Fitzgerald coined the phrase, “The rich are very different from you and me,” and this was his most subtle way of proving the point. It was the Jazz Age, skirt lengths were going up while the price of bootleg liquor was going down. The reason the love story of Daisy and Jay has lasted so long is because it’s a pretty universal one. Boy meets girl, boy can’t have girl for a myriad of reasons (like class or clan differences) and chaos ensues. But more than a romance, it’s a morality play. Fitzgerald’s genius is in his elegiac prose:
“It was all very careless and confused. They were careless people, Tom and Daisy—they smashed up things and creatures and then retreated back into their money or their vast carelessness, or whatever it was that kept them together, and let other people clean up the mess they had made.”
Gatsby creates an empire and holds lavish parties at his Long Island mansion with one thing in mind, winning Daisy back. But he didn’t go to Yale with Nick and Tom, and he didn’t graduate from Oxford or Cambridge. He will never fit in with this polo-playing crowd; Gatsby created an image of himself built on his shadow world of respectability – a precursor to the celebrity culture of today. Old money vs new money. Like Juliet or Zelda or Anna Karenina, Daisy Buchanan could never be his happy ending.
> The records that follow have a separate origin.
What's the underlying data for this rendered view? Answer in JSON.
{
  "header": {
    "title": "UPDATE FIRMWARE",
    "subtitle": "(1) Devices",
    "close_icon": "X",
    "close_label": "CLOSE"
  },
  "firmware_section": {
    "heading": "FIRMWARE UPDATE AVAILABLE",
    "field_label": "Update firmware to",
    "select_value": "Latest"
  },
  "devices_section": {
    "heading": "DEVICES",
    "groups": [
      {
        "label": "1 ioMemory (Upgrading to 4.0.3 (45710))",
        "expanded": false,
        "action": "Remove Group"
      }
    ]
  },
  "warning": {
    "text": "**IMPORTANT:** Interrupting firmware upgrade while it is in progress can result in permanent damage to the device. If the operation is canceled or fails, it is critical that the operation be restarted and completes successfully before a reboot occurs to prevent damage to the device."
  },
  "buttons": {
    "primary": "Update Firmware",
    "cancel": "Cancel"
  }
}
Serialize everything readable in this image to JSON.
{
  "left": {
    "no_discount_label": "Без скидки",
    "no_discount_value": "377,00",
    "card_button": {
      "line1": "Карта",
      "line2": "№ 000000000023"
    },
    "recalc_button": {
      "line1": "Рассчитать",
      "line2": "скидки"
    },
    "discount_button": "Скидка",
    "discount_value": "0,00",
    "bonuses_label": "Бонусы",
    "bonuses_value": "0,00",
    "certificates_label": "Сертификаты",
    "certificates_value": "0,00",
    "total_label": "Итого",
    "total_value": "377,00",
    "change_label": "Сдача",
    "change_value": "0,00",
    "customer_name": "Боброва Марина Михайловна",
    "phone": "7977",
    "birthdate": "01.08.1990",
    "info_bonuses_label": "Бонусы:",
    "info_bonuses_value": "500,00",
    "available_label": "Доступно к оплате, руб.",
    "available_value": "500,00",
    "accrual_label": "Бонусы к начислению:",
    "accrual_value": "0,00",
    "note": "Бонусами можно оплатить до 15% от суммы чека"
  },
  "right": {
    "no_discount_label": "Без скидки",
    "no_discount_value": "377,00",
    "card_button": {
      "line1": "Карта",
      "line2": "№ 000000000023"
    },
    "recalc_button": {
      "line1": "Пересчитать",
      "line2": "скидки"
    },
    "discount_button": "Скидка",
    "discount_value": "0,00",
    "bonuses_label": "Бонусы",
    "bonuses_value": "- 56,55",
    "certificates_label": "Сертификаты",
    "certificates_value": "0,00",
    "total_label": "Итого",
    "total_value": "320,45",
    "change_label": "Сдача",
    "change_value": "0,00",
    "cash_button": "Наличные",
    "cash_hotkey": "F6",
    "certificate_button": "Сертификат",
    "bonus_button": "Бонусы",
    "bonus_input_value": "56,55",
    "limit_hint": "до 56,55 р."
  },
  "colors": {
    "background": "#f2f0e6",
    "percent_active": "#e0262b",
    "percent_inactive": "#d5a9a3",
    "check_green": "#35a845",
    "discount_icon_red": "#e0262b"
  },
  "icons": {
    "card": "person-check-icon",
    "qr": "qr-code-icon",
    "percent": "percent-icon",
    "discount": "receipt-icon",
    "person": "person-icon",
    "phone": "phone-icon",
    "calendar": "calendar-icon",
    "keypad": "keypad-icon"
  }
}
I was 23 in 1972, attending SUNY College at Purchase when I drove to one of those “cottages” in Rhode Island with a friend from the Dance Department to audition for the ballroom scene in The Great Gatsby with Robert Redford and Mia Farrow. My friend Nadjia made the cut, they told me I “…didn’t look the part.” Little did they know that I was the daughter of a real Flapper, a Dime a Dance girl, who shimmied with Cab Calloway at a speakeasy. But then again, I didn’t know that either. My Mother kept a few secrets too.
When the Flapper was in her 80s, my brother Michael arranged for Cab Calloway to surprise her at a party on Lake Minnetonka. And I realized that my Mother must have felt very much the same way I did my whole life, the way Fitzgerald felt:
“I was within and without, simultaneously enchanted and repelled by the inexhaustible variety of life.”